Mrs. Argenter thought it was all very strange, especially that a sum of money,—eighteen hundred dollars, which was in her husband's desk, the proceeds of some little mortgage that he had just sold,—was not hers to keep. She came very near stealing it from the estate, quietly appropriating it, without meaning to be dishonest; regarding it as simply money in the house, which her husband "would have given her, if she had wanted it, the very day before he died."

Possibly he might; but the day after he died, it was no longer his nor hers.

To go back to Sylvie in the bay-window. Rodney rode by, then wheeled about and came back as far as the stone sidewalk before the Bank entrance. He jumped off, hitched Red Squirrel to one of the posts that sentineled the curbstone, and passed quietly round into the "shady turn."

The front door was open, and boxes stood in the passage; he walked in as far as the parlor door; then he tapped with his riding-whip against the frame of it. Sylvie started on her perch, and began to come down.

"Don't stop. I couldn't help coming in, seeing you as I went by," said Rodney.

Sylvie sat down on one of the middle steps. She would rather keep still than exhibit herself in any further movement. Rodney ought to have known better than go in then; if indeed he did not know better than Sylvie herself did, how very pretty and graceful she looked, all out of regular and ordinary gear.

She had taken off her hoops, for her climbing; her soft, long black dress fell droopingly about her figure and rested in folds around and below her feet as she sat upon the step-ladder; one thick braid of her sunshiny hair had dropped from the fastening which had looped it up to her head, and hung, raveling into threads of light, down over her shoulder and into her lap; her cheeks were bright with exercise; her eyes, that trouble and thought had sobered lately to dove-gray, were deep, brilliant blue again. She was excited with her work, and flushed now with the surprise of Rodney's coming in.
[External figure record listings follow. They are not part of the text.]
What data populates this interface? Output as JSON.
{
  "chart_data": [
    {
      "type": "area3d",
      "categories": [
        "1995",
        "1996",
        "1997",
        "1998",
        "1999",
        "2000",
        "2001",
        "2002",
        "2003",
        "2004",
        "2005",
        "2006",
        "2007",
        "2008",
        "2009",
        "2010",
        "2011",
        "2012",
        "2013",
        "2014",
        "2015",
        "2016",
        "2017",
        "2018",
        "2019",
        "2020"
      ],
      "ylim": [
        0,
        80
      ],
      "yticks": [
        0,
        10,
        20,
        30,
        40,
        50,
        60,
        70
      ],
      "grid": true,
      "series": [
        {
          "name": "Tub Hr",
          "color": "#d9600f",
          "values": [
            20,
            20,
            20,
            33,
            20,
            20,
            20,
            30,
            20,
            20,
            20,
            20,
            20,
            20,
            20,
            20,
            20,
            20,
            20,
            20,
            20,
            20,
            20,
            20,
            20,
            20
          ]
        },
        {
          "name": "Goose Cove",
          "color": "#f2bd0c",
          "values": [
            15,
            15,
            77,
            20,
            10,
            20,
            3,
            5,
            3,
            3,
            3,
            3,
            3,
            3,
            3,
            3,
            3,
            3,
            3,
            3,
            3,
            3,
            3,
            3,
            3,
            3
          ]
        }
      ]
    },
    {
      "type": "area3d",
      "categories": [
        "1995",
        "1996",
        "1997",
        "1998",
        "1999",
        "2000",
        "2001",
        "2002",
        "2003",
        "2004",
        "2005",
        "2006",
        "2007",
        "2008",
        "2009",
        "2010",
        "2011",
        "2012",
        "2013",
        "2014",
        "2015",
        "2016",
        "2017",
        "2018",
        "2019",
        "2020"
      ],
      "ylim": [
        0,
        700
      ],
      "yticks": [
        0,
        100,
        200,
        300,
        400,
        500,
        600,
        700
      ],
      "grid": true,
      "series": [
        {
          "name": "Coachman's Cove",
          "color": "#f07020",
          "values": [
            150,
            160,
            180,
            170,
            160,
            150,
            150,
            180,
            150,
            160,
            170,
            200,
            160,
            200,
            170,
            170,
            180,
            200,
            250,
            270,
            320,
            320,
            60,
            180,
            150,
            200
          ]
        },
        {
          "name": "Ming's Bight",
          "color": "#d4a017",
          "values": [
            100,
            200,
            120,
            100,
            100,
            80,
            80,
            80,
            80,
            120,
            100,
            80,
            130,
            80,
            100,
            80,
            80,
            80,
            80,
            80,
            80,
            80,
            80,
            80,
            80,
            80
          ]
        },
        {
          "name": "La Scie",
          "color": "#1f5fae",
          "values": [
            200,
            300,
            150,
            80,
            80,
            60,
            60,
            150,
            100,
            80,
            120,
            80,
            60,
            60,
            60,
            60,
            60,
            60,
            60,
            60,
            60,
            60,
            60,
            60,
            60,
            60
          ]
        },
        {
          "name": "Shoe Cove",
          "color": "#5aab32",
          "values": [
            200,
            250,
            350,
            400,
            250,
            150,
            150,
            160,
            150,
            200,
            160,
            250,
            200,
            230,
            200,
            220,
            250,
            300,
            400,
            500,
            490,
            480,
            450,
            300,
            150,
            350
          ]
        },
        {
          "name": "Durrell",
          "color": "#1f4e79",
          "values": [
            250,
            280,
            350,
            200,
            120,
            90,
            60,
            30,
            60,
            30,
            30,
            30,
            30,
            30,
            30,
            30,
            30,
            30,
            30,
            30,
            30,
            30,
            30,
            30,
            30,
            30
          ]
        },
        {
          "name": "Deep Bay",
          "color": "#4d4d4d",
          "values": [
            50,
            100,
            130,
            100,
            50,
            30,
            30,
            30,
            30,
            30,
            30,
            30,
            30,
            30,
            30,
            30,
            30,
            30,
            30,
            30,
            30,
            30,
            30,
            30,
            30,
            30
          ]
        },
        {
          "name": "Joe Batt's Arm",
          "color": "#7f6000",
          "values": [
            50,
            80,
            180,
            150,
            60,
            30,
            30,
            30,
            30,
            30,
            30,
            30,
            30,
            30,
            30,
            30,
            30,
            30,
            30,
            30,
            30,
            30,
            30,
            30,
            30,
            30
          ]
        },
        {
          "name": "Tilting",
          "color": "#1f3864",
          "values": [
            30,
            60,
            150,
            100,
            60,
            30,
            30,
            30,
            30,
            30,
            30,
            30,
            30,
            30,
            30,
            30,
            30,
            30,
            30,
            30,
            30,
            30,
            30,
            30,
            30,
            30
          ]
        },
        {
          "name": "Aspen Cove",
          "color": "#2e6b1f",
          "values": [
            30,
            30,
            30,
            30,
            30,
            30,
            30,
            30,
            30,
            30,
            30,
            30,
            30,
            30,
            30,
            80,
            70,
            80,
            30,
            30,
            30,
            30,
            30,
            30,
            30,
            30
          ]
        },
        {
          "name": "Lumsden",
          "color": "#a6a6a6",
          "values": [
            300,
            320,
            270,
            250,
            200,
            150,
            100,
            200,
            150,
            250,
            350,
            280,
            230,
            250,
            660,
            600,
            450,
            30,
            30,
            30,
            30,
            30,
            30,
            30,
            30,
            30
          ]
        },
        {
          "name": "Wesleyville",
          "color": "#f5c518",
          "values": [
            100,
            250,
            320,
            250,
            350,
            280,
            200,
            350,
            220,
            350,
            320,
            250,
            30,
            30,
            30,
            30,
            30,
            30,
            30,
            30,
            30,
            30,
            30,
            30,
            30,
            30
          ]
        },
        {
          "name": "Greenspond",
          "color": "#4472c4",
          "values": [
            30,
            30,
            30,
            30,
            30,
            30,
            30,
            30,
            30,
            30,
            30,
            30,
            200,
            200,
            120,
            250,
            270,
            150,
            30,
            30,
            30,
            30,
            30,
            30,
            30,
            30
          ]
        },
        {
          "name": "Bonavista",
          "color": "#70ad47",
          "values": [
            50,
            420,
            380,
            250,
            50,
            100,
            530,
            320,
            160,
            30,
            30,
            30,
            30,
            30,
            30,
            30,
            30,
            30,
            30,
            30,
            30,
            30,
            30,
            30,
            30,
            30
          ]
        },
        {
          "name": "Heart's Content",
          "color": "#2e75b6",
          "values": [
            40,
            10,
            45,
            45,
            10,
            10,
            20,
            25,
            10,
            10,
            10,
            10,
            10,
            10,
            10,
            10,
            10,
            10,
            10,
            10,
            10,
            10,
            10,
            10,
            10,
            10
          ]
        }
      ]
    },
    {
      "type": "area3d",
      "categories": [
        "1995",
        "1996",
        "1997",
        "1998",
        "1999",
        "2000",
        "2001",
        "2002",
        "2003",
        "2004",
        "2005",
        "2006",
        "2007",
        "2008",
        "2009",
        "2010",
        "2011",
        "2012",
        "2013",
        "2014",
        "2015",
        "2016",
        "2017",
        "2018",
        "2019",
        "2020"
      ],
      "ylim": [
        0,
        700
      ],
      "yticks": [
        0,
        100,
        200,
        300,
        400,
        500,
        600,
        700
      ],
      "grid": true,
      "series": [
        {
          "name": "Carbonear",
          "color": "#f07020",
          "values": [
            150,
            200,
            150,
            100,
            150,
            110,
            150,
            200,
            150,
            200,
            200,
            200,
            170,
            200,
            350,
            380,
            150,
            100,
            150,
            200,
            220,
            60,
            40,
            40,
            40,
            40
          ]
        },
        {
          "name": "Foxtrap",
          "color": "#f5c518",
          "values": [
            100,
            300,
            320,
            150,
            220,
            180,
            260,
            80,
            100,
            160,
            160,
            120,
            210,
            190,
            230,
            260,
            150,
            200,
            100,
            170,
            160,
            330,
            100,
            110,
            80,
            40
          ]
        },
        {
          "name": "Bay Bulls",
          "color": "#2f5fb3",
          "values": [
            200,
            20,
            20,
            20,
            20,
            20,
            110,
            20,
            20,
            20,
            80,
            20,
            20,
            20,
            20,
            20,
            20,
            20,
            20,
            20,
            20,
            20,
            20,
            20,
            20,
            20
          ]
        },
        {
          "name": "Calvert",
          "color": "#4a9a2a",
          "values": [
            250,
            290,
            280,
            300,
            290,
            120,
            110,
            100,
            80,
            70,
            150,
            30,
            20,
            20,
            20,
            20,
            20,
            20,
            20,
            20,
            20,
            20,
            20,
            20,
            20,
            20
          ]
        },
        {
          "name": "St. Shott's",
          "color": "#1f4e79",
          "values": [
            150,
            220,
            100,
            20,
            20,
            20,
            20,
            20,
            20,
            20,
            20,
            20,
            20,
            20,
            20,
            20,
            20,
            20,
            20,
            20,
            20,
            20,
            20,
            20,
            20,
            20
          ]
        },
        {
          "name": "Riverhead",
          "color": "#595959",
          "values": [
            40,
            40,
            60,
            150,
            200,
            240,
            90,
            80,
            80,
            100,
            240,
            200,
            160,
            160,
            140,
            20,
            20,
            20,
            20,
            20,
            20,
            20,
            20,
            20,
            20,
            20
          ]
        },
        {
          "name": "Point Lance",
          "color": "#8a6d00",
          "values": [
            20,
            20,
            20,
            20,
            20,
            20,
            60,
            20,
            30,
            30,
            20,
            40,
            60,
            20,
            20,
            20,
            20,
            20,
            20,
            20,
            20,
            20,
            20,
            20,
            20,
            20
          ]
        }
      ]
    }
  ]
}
"How pretty you are going to look here," said Rodney, glancing about.

The carpet Sylvie had chosen to keep for the parlor—for though Mrs. Argenter had feebly discussed and ostensibly dictated the list as Sylvie wrote it down, she had really given up all choosing to her with a reiterated, helpless, "As you please," at every question that came up—was a small figured Brussels of a soft, shadowy water-gray, with a border in an arabesque pattern. This had been upon a guest chamber; the winter carpet of the drawing-room was an Axminster, and Sylvie's ideas did not base themselves on Axminsters now, even if they might have done so with a two thousand dollar allowance. She only hoped her mother would not feel as if there were no drawing room at all, but the whole house had been put up-stairs.

The window draperies were as I have said; there was a large, plain library table in the middle of the room, with books and baskets and little easels with pictures, and paper weights and folders, and other such like small articles of use and grace and cosy expression lying about upon it, as if people had been there quite a while and grown at home. There were bronze candelabra on the mantel and upon brackets each side the bay window. Pictures were already hung,—portraits, and gifts, not included in the schedule,—a few nice engravings, and one glowing piece of color, by Mrs. Murray, which Sylvie said was like a fire in the room.